The same is true for your trucking company. You can’t trade your assets to meet payroll. If you do, you lose your assets, and you won’t have a trucking company any longer. And you can’t borrow your way to cash flow prosperity. The costs of borrowing eventually will sink you.
I’ll just concentrate on cost control and improve my profits. That’s not the problem. Many business owners complain, “My net profit is high, but I have no cash.” Net income and cash flow are not the same – not even close. A high net income doesn’t mean you can pay your bills.
As in the case where you owe taxes but have no cash, we’re back to the distinction between profit on paper and profit in the bank as cash. The simple explanation is that all the income on the profit-and-loss statement isn’t actual cash receipts from that month, quarter or year.

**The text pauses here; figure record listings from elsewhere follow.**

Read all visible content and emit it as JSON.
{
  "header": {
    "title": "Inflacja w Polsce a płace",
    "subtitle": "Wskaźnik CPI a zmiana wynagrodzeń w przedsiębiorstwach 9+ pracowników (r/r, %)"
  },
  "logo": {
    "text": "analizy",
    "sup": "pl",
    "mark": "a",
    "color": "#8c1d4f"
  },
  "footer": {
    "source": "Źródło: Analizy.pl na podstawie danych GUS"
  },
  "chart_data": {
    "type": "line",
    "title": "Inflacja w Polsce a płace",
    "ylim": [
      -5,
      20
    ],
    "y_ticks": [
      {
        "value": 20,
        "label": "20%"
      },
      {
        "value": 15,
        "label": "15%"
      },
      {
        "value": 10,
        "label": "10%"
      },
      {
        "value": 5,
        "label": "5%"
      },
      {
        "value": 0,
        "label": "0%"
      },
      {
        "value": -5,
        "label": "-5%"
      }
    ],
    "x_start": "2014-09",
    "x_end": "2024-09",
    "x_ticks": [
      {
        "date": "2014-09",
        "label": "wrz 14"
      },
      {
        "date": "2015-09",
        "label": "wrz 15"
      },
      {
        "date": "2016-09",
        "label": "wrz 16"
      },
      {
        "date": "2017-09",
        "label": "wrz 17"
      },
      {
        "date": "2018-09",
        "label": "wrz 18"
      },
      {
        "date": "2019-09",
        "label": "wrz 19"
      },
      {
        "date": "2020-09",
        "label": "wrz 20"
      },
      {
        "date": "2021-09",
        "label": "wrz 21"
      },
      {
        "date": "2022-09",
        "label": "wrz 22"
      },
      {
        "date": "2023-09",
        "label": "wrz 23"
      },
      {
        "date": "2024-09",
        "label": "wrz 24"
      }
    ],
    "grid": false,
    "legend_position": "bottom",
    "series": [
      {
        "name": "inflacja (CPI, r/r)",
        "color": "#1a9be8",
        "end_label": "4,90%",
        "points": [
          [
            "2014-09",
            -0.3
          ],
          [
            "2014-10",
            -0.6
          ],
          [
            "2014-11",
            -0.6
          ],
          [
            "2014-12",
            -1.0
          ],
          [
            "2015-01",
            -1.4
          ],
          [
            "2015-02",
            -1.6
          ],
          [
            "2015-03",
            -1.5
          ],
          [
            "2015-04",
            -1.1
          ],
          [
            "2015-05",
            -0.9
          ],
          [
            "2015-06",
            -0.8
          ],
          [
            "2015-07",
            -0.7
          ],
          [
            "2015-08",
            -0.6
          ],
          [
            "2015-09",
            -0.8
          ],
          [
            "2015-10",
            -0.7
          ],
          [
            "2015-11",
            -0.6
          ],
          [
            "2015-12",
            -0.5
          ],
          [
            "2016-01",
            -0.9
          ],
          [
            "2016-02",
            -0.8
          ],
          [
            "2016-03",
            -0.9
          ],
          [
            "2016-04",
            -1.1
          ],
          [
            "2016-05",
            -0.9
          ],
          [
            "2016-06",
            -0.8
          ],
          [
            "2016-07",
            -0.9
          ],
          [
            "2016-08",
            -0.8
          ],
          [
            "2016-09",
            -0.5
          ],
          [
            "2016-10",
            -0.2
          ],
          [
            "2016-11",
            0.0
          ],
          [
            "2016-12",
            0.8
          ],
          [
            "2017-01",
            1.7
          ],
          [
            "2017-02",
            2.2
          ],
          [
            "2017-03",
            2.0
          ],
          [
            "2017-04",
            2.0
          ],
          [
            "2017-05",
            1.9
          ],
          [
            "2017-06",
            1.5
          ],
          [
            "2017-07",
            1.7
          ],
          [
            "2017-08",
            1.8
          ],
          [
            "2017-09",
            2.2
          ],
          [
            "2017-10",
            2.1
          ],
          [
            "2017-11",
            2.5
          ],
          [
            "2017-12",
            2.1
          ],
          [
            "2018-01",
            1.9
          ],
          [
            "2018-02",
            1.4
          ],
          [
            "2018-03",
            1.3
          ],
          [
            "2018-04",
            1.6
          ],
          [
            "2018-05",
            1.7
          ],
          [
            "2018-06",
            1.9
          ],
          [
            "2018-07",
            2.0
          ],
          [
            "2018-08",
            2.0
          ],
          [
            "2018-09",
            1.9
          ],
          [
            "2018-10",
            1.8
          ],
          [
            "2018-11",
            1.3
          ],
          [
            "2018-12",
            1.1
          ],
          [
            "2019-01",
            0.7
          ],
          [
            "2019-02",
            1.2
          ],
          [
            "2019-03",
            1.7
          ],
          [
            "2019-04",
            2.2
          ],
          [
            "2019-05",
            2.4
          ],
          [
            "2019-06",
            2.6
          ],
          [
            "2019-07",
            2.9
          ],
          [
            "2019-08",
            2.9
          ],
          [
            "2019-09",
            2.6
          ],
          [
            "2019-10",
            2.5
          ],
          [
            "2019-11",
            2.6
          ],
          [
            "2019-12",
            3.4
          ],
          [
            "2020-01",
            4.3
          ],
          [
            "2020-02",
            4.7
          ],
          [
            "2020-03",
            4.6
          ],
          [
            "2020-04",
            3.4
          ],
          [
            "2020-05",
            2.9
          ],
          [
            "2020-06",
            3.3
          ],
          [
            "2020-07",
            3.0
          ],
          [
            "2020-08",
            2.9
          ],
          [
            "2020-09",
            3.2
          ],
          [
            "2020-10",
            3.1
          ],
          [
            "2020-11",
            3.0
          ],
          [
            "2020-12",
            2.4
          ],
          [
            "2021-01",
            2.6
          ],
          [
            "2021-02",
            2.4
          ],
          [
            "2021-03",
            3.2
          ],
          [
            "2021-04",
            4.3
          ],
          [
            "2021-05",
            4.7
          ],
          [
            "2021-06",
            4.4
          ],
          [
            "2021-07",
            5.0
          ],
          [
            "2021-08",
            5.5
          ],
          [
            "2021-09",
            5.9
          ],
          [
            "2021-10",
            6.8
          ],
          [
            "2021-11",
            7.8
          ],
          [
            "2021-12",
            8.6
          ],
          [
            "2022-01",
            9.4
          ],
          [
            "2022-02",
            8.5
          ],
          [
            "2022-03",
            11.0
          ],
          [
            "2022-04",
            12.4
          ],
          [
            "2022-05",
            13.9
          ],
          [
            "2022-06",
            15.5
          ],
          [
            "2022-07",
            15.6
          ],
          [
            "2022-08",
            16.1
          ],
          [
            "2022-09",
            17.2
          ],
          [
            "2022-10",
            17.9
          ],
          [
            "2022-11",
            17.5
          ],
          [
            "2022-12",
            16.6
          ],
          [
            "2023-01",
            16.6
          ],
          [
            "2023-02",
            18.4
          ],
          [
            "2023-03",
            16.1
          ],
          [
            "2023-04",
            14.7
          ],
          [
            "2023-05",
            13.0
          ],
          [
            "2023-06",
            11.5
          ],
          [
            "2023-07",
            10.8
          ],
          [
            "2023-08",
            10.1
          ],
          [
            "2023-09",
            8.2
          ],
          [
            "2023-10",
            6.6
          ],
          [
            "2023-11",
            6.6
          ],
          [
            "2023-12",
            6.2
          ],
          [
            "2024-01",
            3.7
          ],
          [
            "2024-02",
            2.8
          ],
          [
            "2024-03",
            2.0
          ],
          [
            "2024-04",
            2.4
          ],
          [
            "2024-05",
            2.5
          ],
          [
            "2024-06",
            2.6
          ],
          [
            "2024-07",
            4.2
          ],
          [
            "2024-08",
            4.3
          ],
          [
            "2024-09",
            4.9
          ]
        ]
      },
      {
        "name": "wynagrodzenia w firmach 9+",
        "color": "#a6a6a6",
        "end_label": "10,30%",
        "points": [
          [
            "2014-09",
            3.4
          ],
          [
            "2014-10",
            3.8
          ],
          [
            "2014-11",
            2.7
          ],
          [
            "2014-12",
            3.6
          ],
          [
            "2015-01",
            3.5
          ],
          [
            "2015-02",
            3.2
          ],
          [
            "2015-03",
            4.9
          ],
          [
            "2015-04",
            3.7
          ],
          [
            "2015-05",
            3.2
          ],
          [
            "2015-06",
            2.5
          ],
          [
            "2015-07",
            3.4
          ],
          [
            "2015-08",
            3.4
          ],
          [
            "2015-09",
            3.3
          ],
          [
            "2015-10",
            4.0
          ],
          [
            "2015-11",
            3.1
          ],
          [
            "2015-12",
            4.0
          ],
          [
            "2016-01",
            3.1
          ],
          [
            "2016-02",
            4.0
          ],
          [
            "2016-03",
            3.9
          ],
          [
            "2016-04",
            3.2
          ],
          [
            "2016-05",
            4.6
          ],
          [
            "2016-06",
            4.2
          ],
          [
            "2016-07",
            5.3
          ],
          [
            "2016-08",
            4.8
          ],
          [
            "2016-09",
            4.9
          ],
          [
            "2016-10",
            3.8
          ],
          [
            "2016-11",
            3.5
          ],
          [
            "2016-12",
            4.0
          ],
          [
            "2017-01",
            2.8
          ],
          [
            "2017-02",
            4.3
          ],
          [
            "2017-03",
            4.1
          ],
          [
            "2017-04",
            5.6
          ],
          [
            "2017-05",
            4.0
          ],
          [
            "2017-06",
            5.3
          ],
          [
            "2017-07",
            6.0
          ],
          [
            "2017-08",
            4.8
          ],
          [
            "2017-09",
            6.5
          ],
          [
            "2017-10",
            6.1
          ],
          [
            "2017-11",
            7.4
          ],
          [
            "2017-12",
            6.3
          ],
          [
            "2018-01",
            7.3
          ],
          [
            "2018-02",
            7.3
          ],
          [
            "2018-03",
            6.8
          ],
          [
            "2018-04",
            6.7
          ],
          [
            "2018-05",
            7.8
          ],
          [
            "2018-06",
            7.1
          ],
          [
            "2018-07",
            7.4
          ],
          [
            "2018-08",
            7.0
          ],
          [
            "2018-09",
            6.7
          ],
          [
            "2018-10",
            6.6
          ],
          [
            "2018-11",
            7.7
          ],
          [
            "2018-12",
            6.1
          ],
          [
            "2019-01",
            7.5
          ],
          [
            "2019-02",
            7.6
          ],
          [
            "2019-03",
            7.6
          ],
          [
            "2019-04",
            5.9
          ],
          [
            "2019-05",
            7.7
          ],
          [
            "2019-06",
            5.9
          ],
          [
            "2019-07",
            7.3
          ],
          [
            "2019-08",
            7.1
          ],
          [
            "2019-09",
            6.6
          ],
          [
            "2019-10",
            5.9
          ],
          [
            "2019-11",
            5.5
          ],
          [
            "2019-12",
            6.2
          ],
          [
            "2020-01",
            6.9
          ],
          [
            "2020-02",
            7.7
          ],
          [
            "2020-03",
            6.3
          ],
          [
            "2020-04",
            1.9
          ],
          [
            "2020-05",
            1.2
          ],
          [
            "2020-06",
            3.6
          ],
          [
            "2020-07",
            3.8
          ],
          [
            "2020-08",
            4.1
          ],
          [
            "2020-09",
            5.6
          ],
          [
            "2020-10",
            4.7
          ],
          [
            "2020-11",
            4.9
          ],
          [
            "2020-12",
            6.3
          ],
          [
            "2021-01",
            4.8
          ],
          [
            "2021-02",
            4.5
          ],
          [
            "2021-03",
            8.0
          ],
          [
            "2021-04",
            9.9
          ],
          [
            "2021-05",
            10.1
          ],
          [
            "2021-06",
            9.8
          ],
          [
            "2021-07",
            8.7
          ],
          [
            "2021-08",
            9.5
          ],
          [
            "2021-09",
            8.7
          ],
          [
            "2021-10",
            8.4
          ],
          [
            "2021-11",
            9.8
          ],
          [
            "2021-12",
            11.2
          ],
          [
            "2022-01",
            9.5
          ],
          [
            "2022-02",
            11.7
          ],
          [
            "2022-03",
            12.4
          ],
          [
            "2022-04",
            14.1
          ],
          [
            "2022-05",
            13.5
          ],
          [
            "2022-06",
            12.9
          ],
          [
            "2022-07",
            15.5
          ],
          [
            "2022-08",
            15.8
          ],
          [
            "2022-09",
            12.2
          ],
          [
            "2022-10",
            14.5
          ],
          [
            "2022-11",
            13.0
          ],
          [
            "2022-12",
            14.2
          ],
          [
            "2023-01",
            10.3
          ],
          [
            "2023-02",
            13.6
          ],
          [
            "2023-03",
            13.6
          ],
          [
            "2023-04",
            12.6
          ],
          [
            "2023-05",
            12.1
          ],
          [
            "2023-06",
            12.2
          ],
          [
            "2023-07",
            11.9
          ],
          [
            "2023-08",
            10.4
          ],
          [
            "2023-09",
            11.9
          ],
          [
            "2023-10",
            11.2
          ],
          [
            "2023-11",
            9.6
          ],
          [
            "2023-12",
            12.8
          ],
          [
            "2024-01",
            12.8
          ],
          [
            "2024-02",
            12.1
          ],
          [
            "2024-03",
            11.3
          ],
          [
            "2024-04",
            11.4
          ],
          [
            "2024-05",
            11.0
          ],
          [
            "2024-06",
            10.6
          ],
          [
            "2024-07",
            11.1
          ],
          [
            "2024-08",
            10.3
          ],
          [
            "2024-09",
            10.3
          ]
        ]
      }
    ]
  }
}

In addition, many of your cash payments aren’t recorded on your P&L. For example, you could use your entire checking account balance to pay off a loan, and the P&L would reflect nothing. At the same time, you would have no cash to pay the taxes you owe on your net income.
Our purpose
How will this book help? We will explore these myths and how to avoid their alluring traps. We will offer ways to analyze your current situation and explore options for improving cash flow. Moreover, we will focus on concerns relevant to the owner of a small trucking company. Most books about understanding cash flow are written for accountants or controllers of large, publicly traded companies.
The cash management concepts presented here can dramatically improve your cash flow. If these terms are unclear to you, we hope to make them as familiar to you as the concerns you discuss with your mechanic daily.
For additional resources to help you better manage your cash flow, visit www.commercialcarrieruniversity.com
In Summary
Even profitable companies must consider cash flow management a daily task. No one-step solution can fix your cash flow problems; you must track several systems simultaneously.